Accurate, complete and timely medical record documentation is critical for patient safety and care. Today, most healthcare organizations rely on medical transcription services to ensure well-documented electronic health records (EHRs). In fact, it is critical that an expert handles the task of transcribing the oral dictation of physician interactions with patients or editing of reports generated by speech recognition software. Mistakes in EHR transcriptions can put patients at risk and lead to expensive medical malpractice suits.
So how do errors in medical transcription occur and how can they be prevented?
Reasons for Medical Transcription Mistakes
Factors that can Cause Medical Transcription Mistakes Include:
- The person doing the documentation is not familiar or up-to-date with medical terminologies and other jargon that physicians use.
- The audio quality is poor because the recording was not done in a professional manner.
- The dictation is not clear or the physician dictates too fast, making it difficult to understand what is being said. This can lead to lab/dosage errors.
- Homophones or words that sound alike but have different meanings, for e.g., hypertension and hypotension.
- Misspelling of names of equipment and medications.
- The dictated reports are not properly formatted, and information is missing.
- The transcripts are proofread or put through the necessary quality assurance process before they are finalized and delivered.
Besides having experienced medical transcriptionists on board, reliable medical transcription companies carry out stringent quality checks to ensure that transcripts meet the highest quality standards and are delivered in quick turnaround time.
How to Avoid Medical Transcription Errors
The risks of medical transcription errors can be minimized by following these best practices:
- Use Quality Transcription Equipment: Having the right hardware and software is necessary to produce error-free medical documentation. Essentials include a high-quality computer, PC or Mac, a good headset USB headset with noise-canceling capabilities, transcribing software, a foot pedal to make transcribing easier, a text expander program and a medical dictionary.
- Listen Carefully to the Voice-Recorded File: Physicians send their dictation to the medical transcription company using different methods. This includes dictation via toll-free number to the company’s database, where the transcriptionist accesses the recording and converts it into a text document. Another method is to record the dictation using an audio recorder and then upload the files to the company’s secure FTP server for the transcriptionist to download and transcribe. The physician may also send in documents generated by voice recognition software for editing. Regardless of the method used, the medical transcriptionist has to listen carefully to the audio to produce accurate medical documentation. In fact, excellent listening comprehension is a key skill for a medical transcriptionist.
- Follow Professional Transcription Guidelines: This includes:
- Listen to the whole audio first
- Transcribe one sentence at a time
- Use punctuation, hyphens, and capitalization properly
- Pay attention to spelling and use U.S. English
- Do not paraphrase or add additional information
- Don’t leave blanks – clarify any words or phrases you have not understood
- Ensure a verbatim transcript by removing utterance such as ums, ahs, stuttering, false starts, etc.
- Stay Up-to-Date with Medical Terminology: Transcribing physician dictation requires extensive knowledge of medical terminology, including terminology relating to various specialties and pharmaceutical terminology. With the amount of research being published in medical journals and presented at meetings, new information, terminology and usages.
- Cross-Check and Proofread Meticulously: Lab values are expressed as obscure abbreviations and standards of measurements that are hard to remember. The software may also misinterpret dosage amounts. This increases the likelihood of errors while entering values. Paying close attention to dictation, transcribing numeric values carefully, and cross-checking the information is crucial to avoid lab and pharmacy errors. If you’re unsure about something, search online or refer to your medical dictionary.

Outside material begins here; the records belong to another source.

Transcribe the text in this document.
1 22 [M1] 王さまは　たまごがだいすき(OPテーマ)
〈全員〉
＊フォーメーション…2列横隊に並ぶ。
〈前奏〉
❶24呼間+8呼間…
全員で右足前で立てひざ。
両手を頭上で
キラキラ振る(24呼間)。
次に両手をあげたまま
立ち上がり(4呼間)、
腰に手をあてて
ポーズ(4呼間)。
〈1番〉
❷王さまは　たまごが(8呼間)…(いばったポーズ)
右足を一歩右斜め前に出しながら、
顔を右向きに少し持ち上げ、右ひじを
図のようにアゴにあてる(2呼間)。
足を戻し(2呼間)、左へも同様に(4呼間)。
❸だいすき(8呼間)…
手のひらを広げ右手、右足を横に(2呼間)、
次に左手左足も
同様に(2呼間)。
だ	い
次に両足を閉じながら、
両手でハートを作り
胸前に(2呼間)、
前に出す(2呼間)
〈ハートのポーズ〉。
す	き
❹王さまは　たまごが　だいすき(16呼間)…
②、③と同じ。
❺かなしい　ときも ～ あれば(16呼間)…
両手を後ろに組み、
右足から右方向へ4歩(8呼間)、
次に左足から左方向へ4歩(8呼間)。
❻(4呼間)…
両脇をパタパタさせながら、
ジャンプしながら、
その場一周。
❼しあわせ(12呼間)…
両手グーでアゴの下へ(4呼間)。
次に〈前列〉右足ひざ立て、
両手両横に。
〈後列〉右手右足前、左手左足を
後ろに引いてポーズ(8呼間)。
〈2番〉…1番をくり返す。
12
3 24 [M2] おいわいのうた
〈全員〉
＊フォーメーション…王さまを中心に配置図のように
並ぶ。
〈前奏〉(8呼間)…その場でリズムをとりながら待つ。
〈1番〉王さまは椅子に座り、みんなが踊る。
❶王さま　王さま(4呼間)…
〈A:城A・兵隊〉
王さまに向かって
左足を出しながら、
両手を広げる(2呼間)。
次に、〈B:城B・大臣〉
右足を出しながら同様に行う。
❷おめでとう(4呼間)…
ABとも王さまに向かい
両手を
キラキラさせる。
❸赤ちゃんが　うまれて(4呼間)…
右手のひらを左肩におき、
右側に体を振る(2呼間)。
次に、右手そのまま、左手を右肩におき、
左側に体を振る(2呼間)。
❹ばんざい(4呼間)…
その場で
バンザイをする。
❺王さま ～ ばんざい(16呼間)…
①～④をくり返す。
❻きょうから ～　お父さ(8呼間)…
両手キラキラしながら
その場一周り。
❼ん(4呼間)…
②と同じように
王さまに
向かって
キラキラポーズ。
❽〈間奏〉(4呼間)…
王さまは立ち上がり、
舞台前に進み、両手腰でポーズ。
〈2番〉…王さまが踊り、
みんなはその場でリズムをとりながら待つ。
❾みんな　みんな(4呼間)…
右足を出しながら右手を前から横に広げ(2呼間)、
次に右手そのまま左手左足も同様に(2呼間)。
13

- Prioritize Accuracy Over Speed: When it comes to medical documentation, remember that accuracy is more important than speed. Watch out for typos that can compromise the integrity of the transcripts. Nevertheless, typing speed is important and a skilled transcriptionist will focus on ensuring both accurate and timely documentation.
HIPAA compliant medical transcription companies with years of experience in the field follow these best practices to provide accurate, timely and secure EHR transcription solutions. Certified and experienced transcriptionists document physician dictation and the files go through stringent quality checks by proof-readers and editors before they are integrated into electronic patient records. By partnering with a reliable medical transcription service provider, healthcare providers can avoid the costs involved in inhouse transcription and get quality transcripts in short turnaround time. Importantly, outsourcing transcription will allow physicians to provide personalized care rather than be distracted by EHR data entry during the patient encounter.